Recommended Deployment Pattern
Use a read-only Mongo user or a read replica for analytics workloads:
from fhir4ds.sources import MongoFhirServerSchema, MongoFhirServerSource
source = MongoFhirServerSource(
schema=MongoFhirServerSchema(
database_name="fhir",
resource_types=("Patient", "Observation", "Encounter", "Condition"),
),
)
Large CQL and DQM runs can scan many current-resource documents. Keep them away from latency-sensitive transactional traffic unless the Mongo deployment has capacity reserved for analytics.
Materialization Parity With HAPI
FHIR4DS also includes a Mongo DQM materialization worker for HAPI-like operation:
- Durable patient-change queue in Mongo.
- Measure run, result, audit, and generated MeasureReport collections.
- Initial manual enqueue of current Patient resources.
- Change-stream listener for new or updated FHIR resources.
- Optional generated individual
MeasureReportupsert back into Mongo.
fhir4ds dqm mongo install --config mongo-materialization.yaml
fhir4ds dqm mongo sync-config --config mongo-materialization.yaml
fhir4ds dqm mongo enqueue-patients --config mongo-materialization.yaml --all
fhir4ds dqm mongo listen --config mongo-materialization.yaml
Mongo does not support installable in-database triggers equivalent to PostgreSQL. The parity path uses Mongo change streams, so the Mongo deployment must be a replica set or sharded cluster. Enable change stream pre-images if delete events must requeue non-Patient resources by their prior patient reference.

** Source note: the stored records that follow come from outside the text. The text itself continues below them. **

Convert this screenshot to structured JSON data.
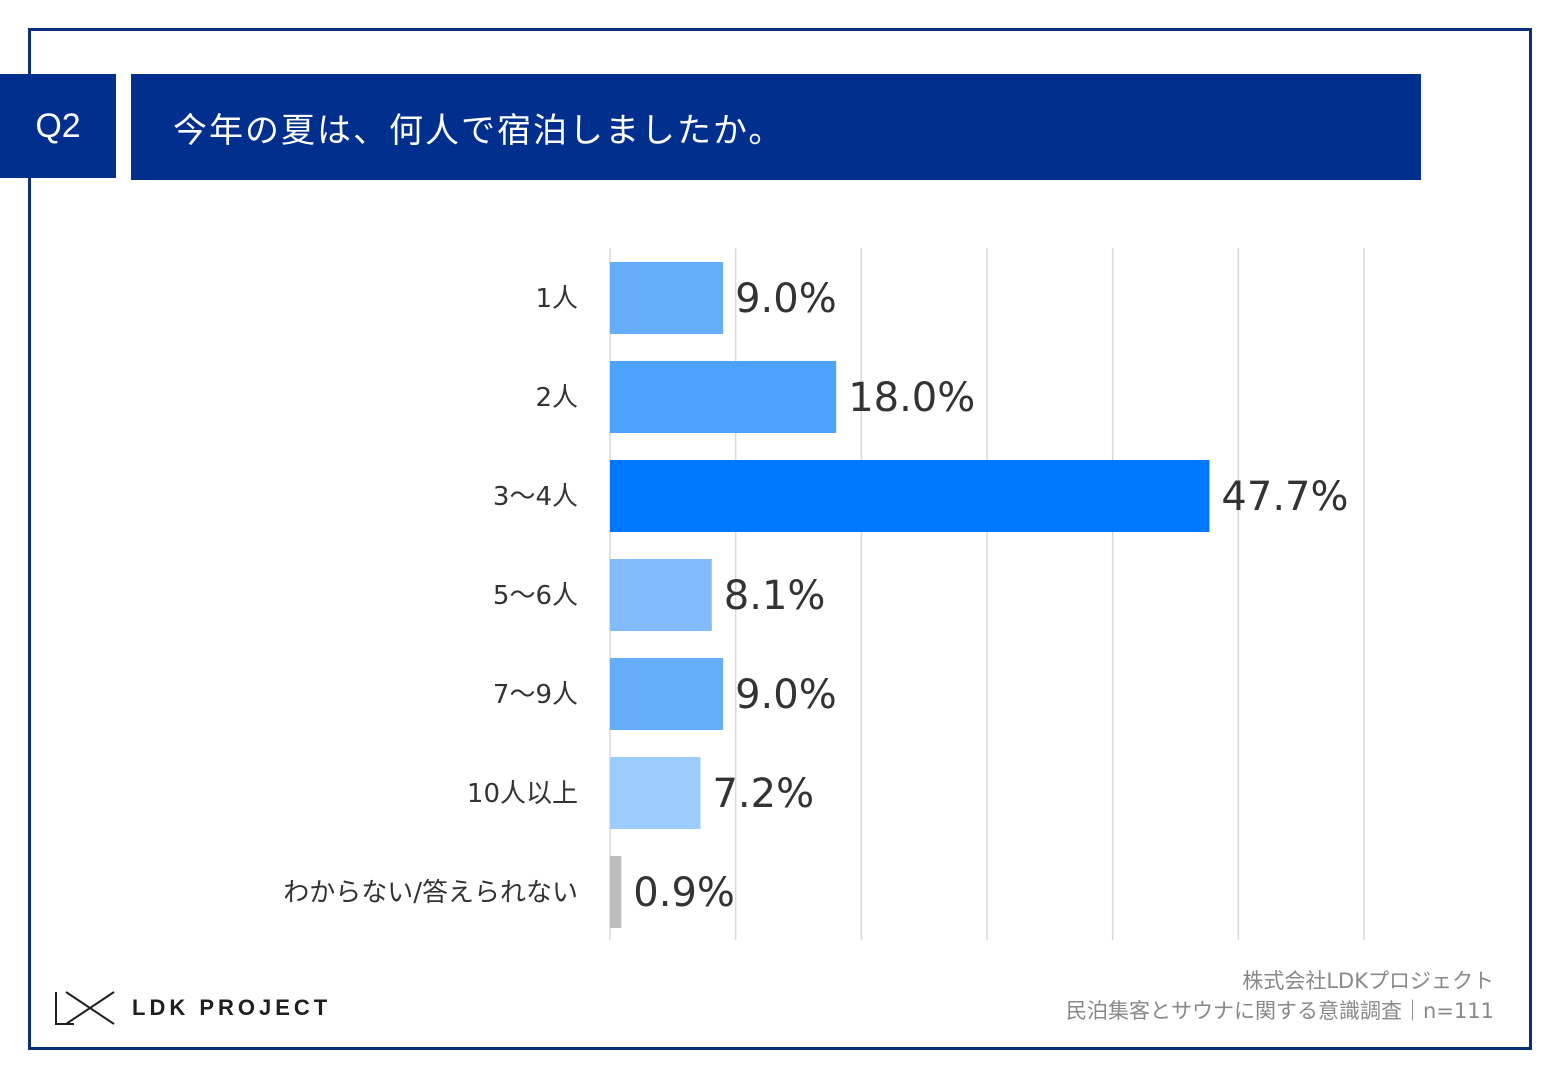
{
  "header": {
    "question_badge": "Q2",
    "title": "今年の夏は、何人で宿泊しましたか。"
  },
  "chart_data": {
    "type": "bar",
    "orientation": "horizontal",
    "title": "今年の夏は、何人で宿泊しましたか。",
    "categories": [
      "1人",
      "2人",
      "3～4人",
      "5～6人",
      "7～9人",
      "10人以上",
      "わからない/答えられない"
    ],
    "values": [
      9.0,
      18.0,
      47.7,
      8.1,
      9.0,
      7.2,
      0.9
    ],
    "value_labels": [
      "9.0%",
      "18.0%",
      "47.7%",
      "8.1%",
      "9.0%",
      "7.2%",
      "0.9%"
    ],
    "colors": [
      "#64aefc",
      "#4ca2fc",
      "#0077ff",
      "#82bbfd",
      "#64aefc",
      "#9ccbfe",
      "#bcbcbc"
    ],
    "xlim": [
      0,
      60
    ],
    "grid": true,
    "xlabel": "",
    "ylabel": ""
  },
  "footer": {
    "logo_text": "LDK PROJECT",
    "company": "株式会社LDKプロジェクト",
    "survey": "民泊集客とサウナに関する意識調査｜n=111"
  }
}
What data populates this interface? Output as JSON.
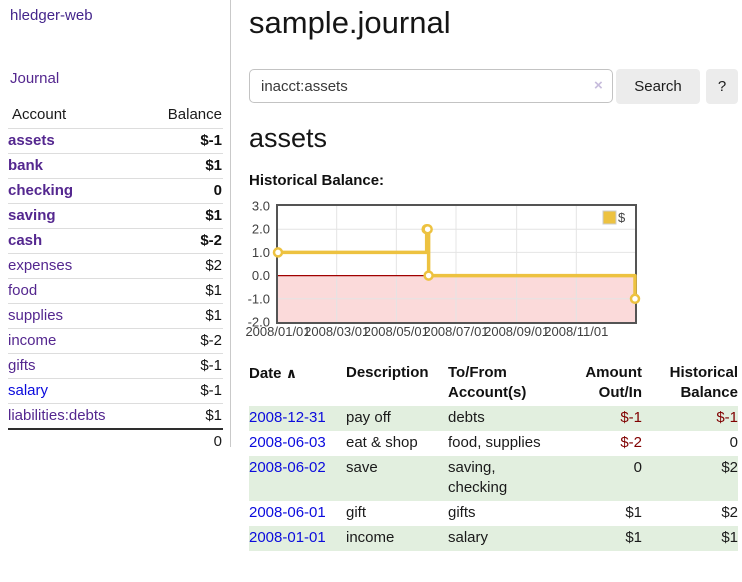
{
  "brand": {
    "label": "hledger-web"
  },
  "nav": {
    "journal": "Journal"
  },
  "sidebar": {
    "headers": {
      "account": "Account",
      "balance": "Balance"
    },
    "accounts": [
      {
        "label": "assets",
        "balance": "$-1",
        "depth": 1,
        "emph": true,
        "label_style": "purple",
        "balance_style": "neg-strong"
      },
      {
        "label": "bank",
        "balance": "$1",
        "depth": 2,
        "emph": true,
        "label_style": "purple",
        "balance_style": "plain"
      },
      {
        "label": "checking",
        "balance": "0",
        "depth": 3,
        "emph": true,
        "label_style": "purple",
        "balance_style": "plain"
      },
      {
        "label": "saving",
        "balance": "$1",
        "depth": 3,
        "emph": true,
        "label_style": "purple",
        "balance_style": "plain"
      },
      {
        "label": "cash",
        "balance": "$-2",
        "depth": 2,
        "emph": true,
        "label_style": "purple",
        "balance_style": "neg-strong"
      },
      {
        "label": "expenses",
        "balance": "$2",
        "depth": 1,
        "emph": false,
        "label_style": "purple",
        "balance_style": "plain"
      },
      {
        "label": "food",
        "balance": "$1",
        "depth": 2,
        "emph": false,
        "label_style": "purple",
        "balance_style": "plain"
      },
      {
        "label": "supplies",
        "balance": "$1",
        "depth": 2,
        "emph": false,
        "label_style": "purple",
        "balance_style": "plain"
      },
      {
        "label": "income",
        "balance": "$-2",
        "depth": 1,
        "emph": false,
        "label_style": "purple",
        "balance_style": "neg-soft"
      },
      {
        "label": "gifts",
        "balance": "$-1",
        "depth": 2,
        "emph": false,
        "label_style": "purple",
        "balance_style": "neg-soft"
      },
      {
        "label": "salary",
        "balance": "$-1",
        "depth": 2,
        "emph": false,
        "label_style": "blue",
        "balance_style": "neg-soft"
      },
      {
        "label": "liabilities:debts",
        "balance": "$1",
        "depth": 1,
        "emph": false,
        "label_style": "purple",
        "balance_style": "plain"
      }
    ],
    "total": "0"
  },
  "page": {
    "title": "sample.journal"
  },
  "search": {
    "value": "inacct:assets",
    "clear_icon": "×",
    "button": "Search",
    "help": "?"
  },
  "account_view": {
    "heading": "assets",
    "chart_title": "Historical Balance:"
  },
  "chart_data": {
    "type": "line",
    "step": true,
    "title": "Historical Balance",
    "series": [
      {
        "name": "$",
        "color": "#EDC240",
        "points": [
          [
            "2008-01-01",
            1
          ],
          [
            "2008-06-01",
            2
          ],
          [
            "2008-06-02",
            2
          ],
          [
            "2008-06-03",
            0
          ],
          [
            "2008-12-31",
            -1
          ]
        ]
      }
    ],
    "xrange": [
      "2008-01-01",
      "2008-12-31"
    ],
    "ylim": [
      -2,
      3
    ],
    "yticks": [
      "3.0",
      "2.0",
      "1.0",
      "0.0",
      "-1.0",
      "-2.0"
    ],
    "xticks": [
      {
        "date": "2008-01-01",
        "label": "2008/01/01"
      },
      {
        "date": "2008-03-01",
        "label": "2008/03/01"
      },
      {
        "date": "2008-05-01",
        "label": "2008/05/01"
      },
      {
        "date": "2008-07-01",
        "label": "2008/07/01"
      },
      {
        "date": "2008-09-01",
        "label": "2008/09/01"
      },
      {
        "date": "2008-11-01",
        "label": "2008/11/01"
      }
    ],
    "legend": {
      "position": "top-right",
      "entries": [
        {
          "label": "$",
          "color": "#EDC240"
        }
      ]
    },
    "grid": true,
    "negative_region_color": "#fbdada",
    "zero_line_color": "#a00000"
  },
  "register": {
    "sort_icon": "∧",
    "columns": [
      {
        "line1": "Date",
        "line2": ""
      },
      {
        "line1": "Description",
        "line2": ""
      },
      {
        "line1": "To/From",
        "line2": "Account(s)"
      },
      {
        "line1": "Amount",
        "line2": "Out/In"
      },
      {
        "line1": "Historical",
        "line2": "Balance"
      }
    ],
    "rows": [
      {
        "date": "2008-12-31",
        "description": "pay off",
        "accounts": "debts",
        "amount": "$-1",
        "balance": "$-1"
      },
      {
        "date": "2008-06-03",
        "description": "eat & shop",
        "accounts": "food, supplies",
        "amount": "$-2",
        "balance": "0"
      },
      {
        "date": "2008-06-02",
        "description": "save",
        "accounts": "saving, checking",
        "amount": "0",
        "balance": "$2"
      },
      {
        "date": "2008-06-01",
        "description": "gift",
        "accounts": "gifts",
        "amount": "$1",
        "balance": "$2"
      },
      {
        "date": "2008-01-01",
        "description": "income",
        "accounts": "salary",
        "amount": "$1",
        "balance": "$1"
      }
    ]
  }
}
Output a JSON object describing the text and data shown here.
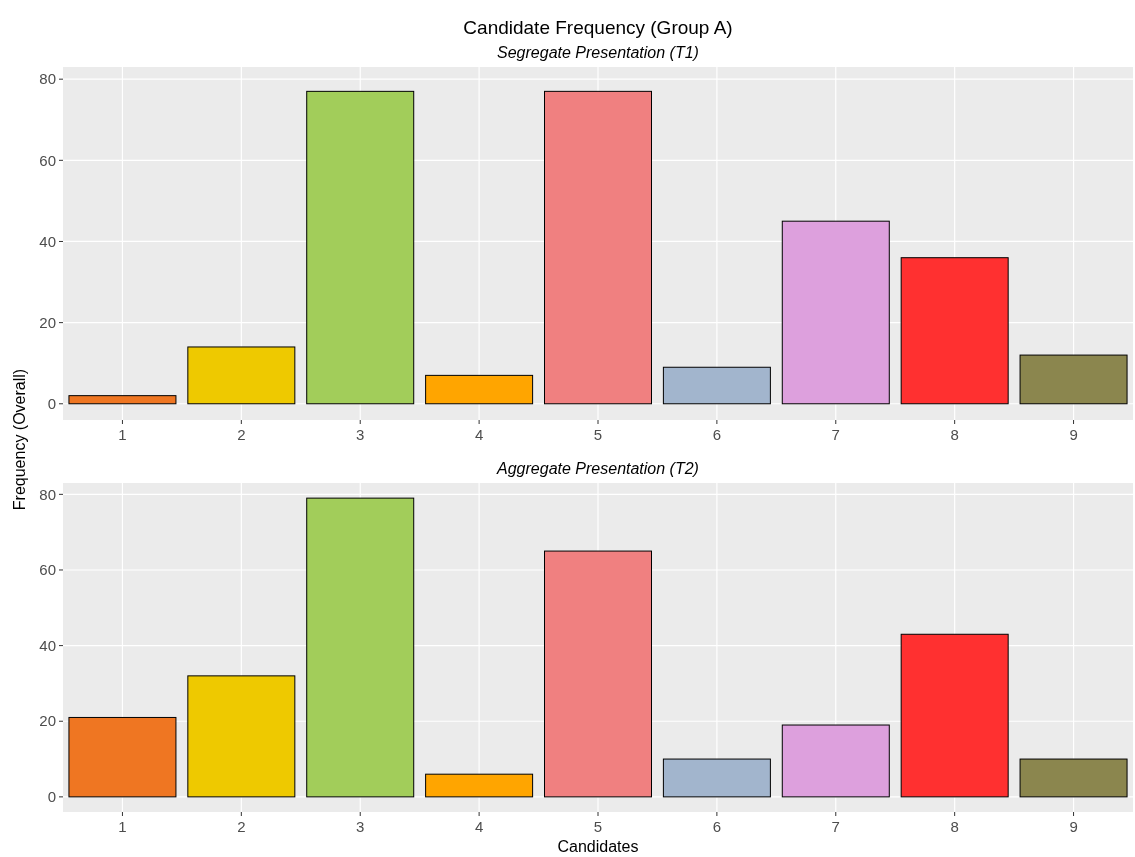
{
  "chart_data": [
    {
      "type": "bar",
      "title": "Candidate Frequency (Group A)",
      "subtitle": "Segregate Presentation (T1)",
      "ylabel": "Frequency (Overall)",
      "categories": [
        "1",
        "2",
        "3",
        "4",
        "5",
        "6",
        "7",
        "8",
        "9"
      ],
      "values": [
        2,
        14,
        77,
        7,
        77,
        9,
        45,
        36,
        12
      ],
      "colors": [
        "#ef7622",
        "#eec900",
        "#a2cd5a",
        "#ffa500",
        "#f08080",
        "#a2b5cd",
        "#dda0dd",
        "#ff3030",
        "#8b864e"
      ],
      "ylim": [
        -4,
        83
      ],
      "yticks": [
        0,
        20,
        40,
        60,
        80
      ],
      "grid": true
    },
    {
      "type": "bar",
      "subtitle": "Aggregate Presentation (T2)",
      "xlabel": "Candidates",
      "categories": [
        "1",
        "2",
        "3",
        "4",
        "5",
        "6",
        "7",
        "8",
        "9"
      ],
      "values": [
        21,
        32,
        79,
        6,
        65,
        10,
        19,
        43,
        10
      ],
      "colors": [
        "#ef7622",
        "#eec900",
        "#a2cd5a",
        "#ffa500",
        "#f08080",
        "#a2b5cd",
        "#dda0dd",
        "#ff3030",
        "#8b864e"
      ],
      "ylim": [
        -4,
        83
      ],
      "yticks": [
        0,
        20,
        40,
        60,
        80
      ],
      "grid": true
    }
  ]
}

The worker defaults to source_patient_pushdown: true. For each claimed queue
batch it adds Patient ID filters to the Mongo source scans before DuckDB
evaluates the measure, so batch runs do not need to read every configured
resource collection.
Layout Options
Choose the schema strategy that matches your server:
| Strategy | Use When |
|---|---|
per_resource | Collections are named like Patient_4_0_0. |
explicit | Each resource type has a custom collection name or wrapped JSON layout. |
shared | Multiple resource types are stored in one shared collection. |
All strategies add a resource-type filter, so the mounted resources view only
includes configured resource types.
Local Test Stack
The repository includes a disposable Mongo stack:
cd docker/mongo-fhir-server
docker compose --profile smoke up --build worker
This starts Mongo, seeds a Patient and Observation fixture, and runs
scripts/mongo/smoke_mongo_source.py through the packaged worker image.
The Mongo service runs as a single-node replica set so change streams are
available for materialization experiments.
To keep Mongo running for manual queries:
docker compose up -d mongo
docker compose --profile smoke run --rm seed
Then run:
python3 scripts/mongo/smoke_mongo_source.py \
--uri 'mongodb://localhost:27018/?directConnection=true' \
--database fhir \
--include-hidden
Current Limitations
MongoFhirServerSource.supports_incremental() returns False; incremental
behavior belongs to the separate DQM materialization worker, not the read-only
source adapter.
Collection discovery is best-effort. For production deployments, provide
resource_types, collection_mappings, or full collections configuration so
schema drift fails clearly at startup.